Here we transferred to a second boat for the trip up river. This boat was skippered by a third guide who knew the river and would be our guide at the Lamanai site. The New River runs parallel to the Rio Honda, Belize’s two north flowing rivers which dump into Chetumal Bay.
Navigation on the New River is complex with many side channels. On this part of the trip we saw egrets, iguanas, spider monkeys and water lilies. Since we are from Maine it made up laugh to see that the egrets and great whites where taking the same vacation as we were and catching some sun while the snow was falling in Maine. We hope to see them back in Maine this summer. The Maya made extensive use of the New River for navigation (even today). All of which takes us to lunch time and arriving at the site. It has been an eye opening and exciting trip so far.
A walk of the Lamanai site takes us first to (and up) the youngest temple: The Jaguar Temple. We heard the tremendous roar of Howler monkeys in the distance. Quite spooky. This is a fairly easy pyramid to climb. There are huge Jaguar faces on the front of the temple. Half way up you can pause at the remnants of a small temple with a large stone block about the size of a pool table (this is NOT a ‘king size’ bed). From the top you can view the main court yard (at least the main court yard of those cleared so far) and a view of the ‘palace’ beyond. There are huge un-excavated mounds on either side of the court yard.

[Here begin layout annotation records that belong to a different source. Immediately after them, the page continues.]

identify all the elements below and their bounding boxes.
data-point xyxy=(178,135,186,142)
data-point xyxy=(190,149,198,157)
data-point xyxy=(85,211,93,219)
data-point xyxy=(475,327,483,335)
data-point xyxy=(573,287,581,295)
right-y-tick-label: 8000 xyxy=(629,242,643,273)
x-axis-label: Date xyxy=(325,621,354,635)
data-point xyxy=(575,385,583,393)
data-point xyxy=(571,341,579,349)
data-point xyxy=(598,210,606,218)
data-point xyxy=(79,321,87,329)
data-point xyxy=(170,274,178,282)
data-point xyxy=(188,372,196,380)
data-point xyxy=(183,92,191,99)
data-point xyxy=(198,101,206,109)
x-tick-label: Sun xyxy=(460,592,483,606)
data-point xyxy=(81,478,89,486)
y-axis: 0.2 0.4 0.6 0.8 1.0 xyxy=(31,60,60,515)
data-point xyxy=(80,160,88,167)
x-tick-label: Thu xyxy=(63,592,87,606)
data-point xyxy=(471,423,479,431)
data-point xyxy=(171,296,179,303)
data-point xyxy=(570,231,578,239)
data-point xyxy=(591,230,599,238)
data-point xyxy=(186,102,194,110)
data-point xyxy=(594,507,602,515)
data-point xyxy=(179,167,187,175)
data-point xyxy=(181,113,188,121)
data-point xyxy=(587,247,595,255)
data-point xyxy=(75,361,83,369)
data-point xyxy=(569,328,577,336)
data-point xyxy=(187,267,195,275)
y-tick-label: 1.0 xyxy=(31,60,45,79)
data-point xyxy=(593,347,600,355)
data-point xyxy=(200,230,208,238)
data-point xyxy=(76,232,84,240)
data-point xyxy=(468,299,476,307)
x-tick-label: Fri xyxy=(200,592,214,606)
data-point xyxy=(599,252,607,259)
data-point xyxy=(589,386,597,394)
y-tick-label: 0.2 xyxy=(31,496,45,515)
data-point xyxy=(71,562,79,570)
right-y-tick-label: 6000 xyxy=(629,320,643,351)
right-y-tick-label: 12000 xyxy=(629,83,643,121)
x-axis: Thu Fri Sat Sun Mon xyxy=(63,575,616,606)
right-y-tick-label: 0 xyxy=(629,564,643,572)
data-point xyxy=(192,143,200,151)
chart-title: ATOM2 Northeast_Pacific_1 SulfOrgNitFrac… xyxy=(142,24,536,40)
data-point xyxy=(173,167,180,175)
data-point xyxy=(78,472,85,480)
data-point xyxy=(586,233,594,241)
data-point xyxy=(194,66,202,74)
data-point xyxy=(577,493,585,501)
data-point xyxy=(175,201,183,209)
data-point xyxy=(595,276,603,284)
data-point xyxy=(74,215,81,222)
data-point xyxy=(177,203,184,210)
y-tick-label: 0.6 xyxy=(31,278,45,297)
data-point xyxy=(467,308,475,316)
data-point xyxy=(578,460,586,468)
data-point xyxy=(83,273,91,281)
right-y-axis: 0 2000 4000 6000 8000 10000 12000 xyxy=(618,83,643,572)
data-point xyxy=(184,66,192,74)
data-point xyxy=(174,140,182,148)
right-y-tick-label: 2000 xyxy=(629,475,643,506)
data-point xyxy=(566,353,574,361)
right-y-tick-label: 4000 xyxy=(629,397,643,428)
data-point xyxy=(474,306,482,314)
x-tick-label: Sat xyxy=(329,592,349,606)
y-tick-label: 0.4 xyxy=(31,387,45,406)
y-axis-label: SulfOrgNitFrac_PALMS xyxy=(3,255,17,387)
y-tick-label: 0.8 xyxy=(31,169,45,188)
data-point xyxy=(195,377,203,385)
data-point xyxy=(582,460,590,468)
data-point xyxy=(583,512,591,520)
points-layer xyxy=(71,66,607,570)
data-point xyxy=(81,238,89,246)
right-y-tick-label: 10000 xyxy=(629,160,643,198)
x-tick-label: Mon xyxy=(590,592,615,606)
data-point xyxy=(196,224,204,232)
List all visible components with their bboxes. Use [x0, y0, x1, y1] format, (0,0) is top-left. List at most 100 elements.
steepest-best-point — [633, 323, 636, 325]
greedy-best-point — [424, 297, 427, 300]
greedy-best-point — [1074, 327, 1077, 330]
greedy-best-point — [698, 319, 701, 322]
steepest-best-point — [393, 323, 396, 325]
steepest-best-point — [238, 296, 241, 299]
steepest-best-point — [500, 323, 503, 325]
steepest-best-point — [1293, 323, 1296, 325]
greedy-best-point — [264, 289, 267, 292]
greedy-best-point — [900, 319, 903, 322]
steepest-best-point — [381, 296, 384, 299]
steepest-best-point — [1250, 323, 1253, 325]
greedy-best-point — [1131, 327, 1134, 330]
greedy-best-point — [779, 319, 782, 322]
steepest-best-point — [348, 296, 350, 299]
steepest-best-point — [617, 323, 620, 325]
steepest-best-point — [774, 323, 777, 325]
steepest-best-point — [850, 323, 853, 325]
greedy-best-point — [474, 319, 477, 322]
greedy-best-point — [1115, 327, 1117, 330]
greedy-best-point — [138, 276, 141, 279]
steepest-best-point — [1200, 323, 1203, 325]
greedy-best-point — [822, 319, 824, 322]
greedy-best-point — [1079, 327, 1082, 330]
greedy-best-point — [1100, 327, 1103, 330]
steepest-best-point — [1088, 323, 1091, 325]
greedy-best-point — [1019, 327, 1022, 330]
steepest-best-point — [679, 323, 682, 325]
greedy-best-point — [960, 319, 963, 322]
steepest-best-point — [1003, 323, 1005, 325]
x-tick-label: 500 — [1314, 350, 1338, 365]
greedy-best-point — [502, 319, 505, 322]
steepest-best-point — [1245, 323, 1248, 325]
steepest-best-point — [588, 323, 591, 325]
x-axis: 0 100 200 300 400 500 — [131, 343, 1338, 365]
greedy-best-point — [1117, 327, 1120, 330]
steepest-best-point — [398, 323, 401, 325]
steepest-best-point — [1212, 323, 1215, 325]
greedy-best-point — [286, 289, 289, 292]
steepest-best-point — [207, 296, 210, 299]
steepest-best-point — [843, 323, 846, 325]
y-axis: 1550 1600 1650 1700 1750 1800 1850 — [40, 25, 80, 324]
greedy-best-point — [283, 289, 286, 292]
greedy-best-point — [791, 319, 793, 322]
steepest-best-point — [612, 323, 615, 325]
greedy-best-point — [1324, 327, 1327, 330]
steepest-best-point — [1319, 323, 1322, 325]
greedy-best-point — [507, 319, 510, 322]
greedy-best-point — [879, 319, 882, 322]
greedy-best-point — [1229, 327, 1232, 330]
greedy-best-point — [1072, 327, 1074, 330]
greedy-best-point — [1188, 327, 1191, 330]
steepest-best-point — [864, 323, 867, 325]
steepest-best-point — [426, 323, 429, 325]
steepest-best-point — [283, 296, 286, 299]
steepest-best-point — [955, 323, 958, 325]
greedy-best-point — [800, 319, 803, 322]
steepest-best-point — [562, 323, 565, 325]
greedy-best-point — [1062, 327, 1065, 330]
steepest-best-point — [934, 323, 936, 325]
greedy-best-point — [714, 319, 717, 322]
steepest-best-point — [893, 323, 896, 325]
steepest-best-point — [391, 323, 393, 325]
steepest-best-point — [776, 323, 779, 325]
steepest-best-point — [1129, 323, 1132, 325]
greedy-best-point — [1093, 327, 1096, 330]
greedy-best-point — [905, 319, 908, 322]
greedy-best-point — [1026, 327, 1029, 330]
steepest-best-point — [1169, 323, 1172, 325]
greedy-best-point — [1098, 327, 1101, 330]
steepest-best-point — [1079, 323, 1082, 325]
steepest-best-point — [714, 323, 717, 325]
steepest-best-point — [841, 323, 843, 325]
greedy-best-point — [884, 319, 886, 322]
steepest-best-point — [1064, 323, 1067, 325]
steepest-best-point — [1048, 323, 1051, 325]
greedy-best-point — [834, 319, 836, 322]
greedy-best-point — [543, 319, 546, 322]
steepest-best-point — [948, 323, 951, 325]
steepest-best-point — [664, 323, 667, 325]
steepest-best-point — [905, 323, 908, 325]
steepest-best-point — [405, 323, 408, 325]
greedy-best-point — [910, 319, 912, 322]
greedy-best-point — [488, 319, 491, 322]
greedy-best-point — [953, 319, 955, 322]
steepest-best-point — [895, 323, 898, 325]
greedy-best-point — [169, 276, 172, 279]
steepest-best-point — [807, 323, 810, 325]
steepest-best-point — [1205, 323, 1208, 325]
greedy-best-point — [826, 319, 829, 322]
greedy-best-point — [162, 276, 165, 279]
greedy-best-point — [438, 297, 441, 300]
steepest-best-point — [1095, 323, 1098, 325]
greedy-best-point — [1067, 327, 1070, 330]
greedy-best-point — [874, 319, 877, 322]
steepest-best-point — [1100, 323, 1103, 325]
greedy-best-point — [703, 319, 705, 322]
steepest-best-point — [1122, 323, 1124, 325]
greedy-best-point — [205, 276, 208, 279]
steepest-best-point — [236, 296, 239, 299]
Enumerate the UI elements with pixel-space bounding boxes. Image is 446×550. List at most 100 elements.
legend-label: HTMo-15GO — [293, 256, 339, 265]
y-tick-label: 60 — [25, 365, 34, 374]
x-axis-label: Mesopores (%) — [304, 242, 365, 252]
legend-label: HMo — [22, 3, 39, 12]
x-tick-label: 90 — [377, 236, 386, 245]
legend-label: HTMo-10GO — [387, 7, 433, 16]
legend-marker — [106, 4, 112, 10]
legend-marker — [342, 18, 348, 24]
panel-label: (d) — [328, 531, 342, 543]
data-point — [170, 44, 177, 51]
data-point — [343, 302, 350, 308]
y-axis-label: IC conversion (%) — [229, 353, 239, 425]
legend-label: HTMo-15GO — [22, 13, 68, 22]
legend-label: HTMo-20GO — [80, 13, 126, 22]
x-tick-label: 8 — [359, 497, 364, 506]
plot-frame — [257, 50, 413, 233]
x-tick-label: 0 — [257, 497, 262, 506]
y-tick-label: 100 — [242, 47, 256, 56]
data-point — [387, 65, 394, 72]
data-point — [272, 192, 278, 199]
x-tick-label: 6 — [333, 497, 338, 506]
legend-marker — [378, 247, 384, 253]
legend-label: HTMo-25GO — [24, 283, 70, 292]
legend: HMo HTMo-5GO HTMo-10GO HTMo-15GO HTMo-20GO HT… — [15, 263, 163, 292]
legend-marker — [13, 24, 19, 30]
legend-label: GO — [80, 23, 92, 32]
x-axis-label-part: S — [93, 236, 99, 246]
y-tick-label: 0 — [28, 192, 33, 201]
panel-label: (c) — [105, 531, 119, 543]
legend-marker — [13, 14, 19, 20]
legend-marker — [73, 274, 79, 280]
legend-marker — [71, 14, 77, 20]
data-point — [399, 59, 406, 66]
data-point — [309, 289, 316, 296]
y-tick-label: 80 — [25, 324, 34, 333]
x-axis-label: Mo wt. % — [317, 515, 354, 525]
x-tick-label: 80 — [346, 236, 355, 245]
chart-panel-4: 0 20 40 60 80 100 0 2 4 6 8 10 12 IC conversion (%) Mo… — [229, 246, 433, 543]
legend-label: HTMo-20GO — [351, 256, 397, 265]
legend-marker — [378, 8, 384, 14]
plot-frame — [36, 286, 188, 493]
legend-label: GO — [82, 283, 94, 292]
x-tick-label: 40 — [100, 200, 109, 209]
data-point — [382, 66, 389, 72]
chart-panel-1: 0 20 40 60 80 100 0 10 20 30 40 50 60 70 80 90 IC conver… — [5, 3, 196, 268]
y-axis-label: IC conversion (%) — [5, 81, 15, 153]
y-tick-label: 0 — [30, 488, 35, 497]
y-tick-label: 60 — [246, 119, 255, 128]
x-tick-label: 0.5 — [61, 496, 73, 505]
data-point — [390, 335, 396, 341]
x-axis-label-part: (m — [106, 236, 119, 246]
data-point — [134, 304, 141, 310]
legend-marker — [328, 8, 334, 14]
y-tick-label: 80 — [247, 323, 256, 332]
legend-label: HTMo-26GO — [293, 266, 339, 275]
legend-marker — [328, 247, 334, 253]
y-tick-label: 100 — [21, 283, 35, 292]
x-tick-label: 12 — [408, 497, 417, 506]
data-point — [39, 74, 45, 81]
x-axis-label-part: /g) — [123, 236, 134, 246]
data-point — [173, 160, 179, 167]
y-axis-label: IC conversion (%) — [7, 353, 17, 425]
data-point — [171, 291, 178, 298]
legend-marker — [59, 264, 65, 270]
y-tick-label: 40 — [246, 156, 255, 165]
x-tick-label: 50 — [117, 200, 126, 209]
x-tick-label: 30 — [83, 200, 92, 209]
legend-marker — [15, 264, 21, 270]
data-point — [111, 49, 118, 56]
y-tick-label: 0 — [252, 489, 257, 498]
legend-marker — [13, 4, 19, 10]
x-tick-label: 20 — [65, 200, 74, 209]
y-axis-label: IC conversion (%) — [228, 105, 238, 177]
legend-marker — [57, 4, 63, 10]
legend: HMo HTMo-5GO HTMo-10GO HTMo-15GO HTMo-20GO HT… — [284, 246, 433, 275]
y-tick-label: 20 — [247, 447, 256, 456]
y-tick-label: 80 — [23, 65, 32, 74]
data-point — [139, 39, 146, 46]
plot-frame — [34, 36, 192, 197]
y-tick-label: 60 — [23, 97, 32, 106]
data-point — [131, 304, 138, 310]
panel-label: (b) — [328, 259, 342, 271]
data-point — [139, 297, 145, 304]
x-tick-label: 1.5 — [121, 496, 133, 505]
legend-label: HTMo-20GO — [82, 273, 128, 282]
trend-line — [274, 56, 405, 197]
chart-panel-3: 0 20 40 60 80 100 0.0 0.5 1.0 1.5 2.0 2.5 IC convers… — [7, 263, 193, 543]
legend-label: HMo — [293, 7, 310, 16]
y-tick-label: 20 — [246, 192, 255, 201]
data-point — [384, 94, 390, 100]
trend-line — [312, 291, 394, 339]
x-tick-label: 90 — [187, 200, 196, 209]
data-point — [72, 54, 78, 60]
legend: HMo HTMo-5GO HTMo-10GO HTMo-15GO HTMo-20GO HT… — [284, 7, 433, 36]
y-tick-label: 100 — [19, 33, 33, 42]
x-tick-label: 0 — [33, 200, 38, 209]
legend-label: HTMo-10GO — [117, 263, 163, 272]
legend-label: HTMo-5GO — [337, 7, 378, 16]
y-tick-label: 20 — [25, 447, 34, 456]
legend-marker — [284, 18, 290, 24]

All of this is quite sunny and exposed.
Moving across the court yard we enter the forest and the (so called) ‘palace’ which is the (ritual) home of the ruler. This is quite peaceful area of low walls, heavy forest, cebia trees, palms and several mysterious large flat blocks. Spend some silent time here if you can. Continuing north we came to a second court yard area with a small, lovely ball court and the ‘High Temple’ which for us was the crux of the visit. The ball court is very tiny and seems like a intimate sacred space where if you waited long enough you would see (what Linda Shele calls) Maya supernaturals. The center marker (now removed) from the court contained a unique cache: a jar of liquid mercury. Readers of Neal Stephenson and those conversant in European Alchemy will recognixe the importance of this supstance. This is a unique find to my knowledge. Beyond the ball court is a smallish court yard and the High Temple itself. This is 108 feet in height and is quite a vigors climb. The risers between steps are about 16 inches but there is a strong rope to help you with the climb up and down. This is a great adventure and the view from the top is well worth the climb. You can see the New River and the Maya Harbor and and very nice view of the jungle from the top. For Mary Jo the climb down was another thing altogether. There are additional temples and ruins to see at Lamanai and a modest gift shop of local crafts is available at the site.Frankly we were just about over taken by a large party from a cruise ship from Belize City and we beat a hasty retreat for the boat to avoid the crowds and to preserve our memory of a quite visit. The trip home was a dream New River to bus to boat across the lagoon and back to Ambergris Caye by sunset. A long and lovely day.